-----BEGIN PGP SIGNED MESSAGE-----
Hi Pygments users,
There's been a bug in Pygments for a while now, with the way it
handled non-BMP characters in the XQuery lexer. I don't think many
people used this lexer, and there were no testcases for this
particular issue, so I don't think anybody noticed.
The behavior, before March when I "fixed" it, was that non-BMP
characters would never match.
The behavior, after I "fixed" it, was that non-BMP characters would
match on wide Python builds. But on Narrow builds, like ship on OS-X
apparently, the regex would be uncompilable.
I'd like to fix it properly before the next release goes out.

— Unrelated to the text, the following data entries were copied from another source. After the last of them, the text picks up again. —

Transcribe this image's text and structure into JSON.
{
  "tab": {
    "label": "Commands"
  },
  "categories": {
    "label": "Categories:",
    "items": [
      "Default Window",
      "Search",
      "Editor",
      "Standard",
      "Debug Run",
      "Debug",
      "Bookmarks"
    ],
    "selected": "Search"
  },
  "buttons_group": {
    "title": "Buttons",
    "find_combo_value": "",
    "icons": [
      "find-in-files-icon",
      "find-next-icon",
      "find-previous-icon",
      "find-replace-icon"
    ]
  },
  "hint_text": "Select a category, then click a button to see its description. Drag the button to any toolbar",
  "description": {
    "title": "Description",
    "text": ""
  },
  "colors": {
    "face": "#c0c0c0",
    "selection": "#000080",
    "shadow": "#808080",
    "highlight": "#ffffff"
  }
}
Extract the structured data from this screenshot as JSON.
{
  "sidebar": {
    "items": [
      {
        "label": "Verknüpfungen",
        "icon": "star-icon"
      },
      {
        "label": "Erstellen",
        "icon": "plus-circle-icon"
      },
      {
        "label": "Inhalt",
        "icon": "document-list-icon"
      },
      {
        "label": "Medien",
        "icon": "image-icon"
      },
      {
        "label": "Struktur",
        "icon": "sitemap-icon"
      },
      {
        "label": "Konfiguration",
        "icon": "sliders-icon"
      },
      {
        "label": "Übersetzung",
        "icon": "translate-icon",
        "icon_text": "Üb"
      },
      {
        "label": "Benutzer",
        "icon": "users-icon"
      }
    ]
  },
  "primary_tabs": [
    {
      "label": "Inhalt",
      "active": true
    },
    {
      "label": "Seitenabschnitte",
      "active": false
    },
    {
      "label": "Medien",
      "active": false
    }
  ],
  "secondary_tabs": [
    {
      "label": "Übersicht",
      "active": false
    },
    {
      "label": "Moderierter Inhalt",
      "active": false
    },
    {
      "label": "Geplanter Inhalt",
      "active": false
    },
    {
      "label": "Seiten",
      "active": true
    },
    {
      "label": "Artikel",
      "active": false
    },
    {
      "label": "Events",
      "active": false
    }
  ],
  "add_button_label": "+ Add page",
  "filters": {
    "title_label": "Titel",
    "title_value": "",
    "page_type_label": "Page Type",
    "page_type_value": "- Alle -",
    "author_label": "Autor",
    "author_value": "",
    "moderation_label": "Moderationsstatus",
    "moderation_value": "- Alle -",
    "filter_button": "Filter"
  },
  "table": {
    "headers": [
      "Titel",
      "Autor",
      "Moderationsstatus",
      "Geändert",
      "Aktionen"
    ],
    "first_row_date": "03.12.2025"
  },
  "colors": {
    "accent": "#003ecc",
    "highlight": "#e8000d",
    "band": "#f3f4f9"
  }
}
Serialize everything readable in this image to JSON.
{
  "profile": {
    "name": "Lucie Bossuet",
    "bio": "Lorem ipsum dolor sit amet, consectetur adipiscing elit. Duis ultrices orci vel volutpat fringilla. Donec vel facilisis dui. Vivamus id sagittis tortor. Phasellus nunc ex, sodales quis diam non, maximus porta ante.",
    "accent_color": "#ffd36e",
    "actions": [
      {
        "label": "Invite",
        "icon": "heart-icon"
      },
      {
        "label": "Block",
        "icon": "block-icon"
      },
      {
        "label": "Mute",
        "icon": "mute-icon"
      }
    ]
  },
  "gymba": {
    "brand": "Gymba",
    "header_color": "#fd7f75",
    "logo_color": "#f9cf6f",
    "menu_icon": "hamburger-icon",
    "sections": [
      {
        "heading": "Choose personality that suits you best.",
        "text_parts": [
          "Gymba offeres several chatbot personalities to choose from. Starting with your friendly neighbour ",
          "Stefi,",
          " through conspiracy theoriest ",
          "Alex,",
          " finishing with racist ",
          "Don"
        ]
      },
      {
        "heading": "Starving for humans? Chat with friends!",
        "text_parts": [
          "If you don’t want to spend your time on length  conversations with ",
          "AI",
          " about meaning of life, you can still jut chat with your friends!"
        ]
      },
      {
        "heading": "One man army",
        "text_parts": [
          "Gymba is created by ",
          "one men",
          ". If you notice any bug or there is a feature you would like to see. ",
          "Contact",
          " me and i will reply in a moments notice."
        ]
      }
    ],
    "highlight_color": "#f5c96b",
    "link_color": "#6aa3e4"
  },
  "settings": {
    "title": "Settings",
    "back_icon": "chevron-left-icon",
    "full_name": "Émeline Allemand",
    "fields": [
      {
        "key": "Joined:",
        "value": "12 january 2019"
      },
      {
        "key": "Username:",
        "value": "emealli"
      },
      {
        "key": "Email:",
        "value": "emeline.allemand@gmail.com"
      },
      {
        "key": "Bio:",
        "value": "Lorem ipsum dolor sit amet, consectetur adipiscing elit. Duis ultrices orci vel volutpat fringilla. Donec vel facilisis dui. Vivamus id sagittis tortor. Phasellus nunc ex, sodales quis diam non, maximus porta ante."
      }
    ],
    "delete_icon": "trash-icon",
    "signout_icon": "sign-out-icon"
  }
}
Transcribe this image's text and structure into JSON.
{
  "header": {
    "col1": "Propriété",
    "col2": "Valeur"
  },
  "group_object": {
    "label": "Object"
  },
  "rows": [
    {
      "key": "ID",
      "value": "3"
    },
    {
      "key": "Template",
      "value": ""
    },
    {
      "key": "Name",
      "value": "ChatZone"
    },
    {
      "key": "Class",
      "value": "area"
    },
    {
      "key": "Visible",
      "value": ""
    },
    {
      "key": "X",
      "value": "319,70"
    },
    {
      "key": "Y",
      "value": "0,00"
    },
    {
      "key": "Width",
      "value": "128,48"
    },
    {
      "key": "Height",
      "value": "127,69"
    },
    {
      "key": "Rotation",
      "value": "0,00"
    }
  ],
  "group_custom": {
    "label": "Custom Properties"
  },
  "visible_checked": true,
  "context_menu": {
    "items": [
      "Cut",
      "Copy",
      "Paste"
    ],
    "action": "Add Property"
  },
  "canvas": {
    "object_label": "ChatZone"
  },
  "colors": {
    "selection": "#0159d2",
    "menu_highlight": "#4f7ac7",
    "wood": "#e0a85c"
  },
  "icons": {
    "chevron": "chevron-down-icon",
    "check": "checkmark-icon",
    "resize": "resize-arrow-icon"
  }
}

Attached is a patch I'd like to propose, which adds a new function
'unirange' which will construct the appropriate regex to match a
non-BMP range against the internal representation of a string.
I've tested against
- - narrow python 2.67/2.7.1 (OS X Lion)
- - wide python 2.7.3 (Arch Linux)
- - wide python 3.2.3 (Arch Linux)
- - jython 2.5 
Please test on other platforms/versions, give it a look, and comment,
especially with regard to 2to3 compatibility. I hope this is an
acceptable level of ugliness in order to have portable support for all
of Unicode. And sorry for the breakage. I'm updating regexlint to
detect cases like this explicitly.
 in a nutshell, BMP = \u0000-\uffff, non-BMP is > \uffff
 there's an unrelated change in vimbuiltins that is necessary to
work around a code size limitation in jython, as well as one test that
still fails due to what appears to be a limit on alternation
repetitions for the way we typically match strings, for which I intend
to report a bug
-----BEGIN PGP SIGNATURE-----
Version: GnuPG/MacGPG2 v2.0.17 (Darwin)
Comment: Using GnuPG with Mozilla - http://enigmail.mozdev.org/
-----END PGP SIGNATURE-----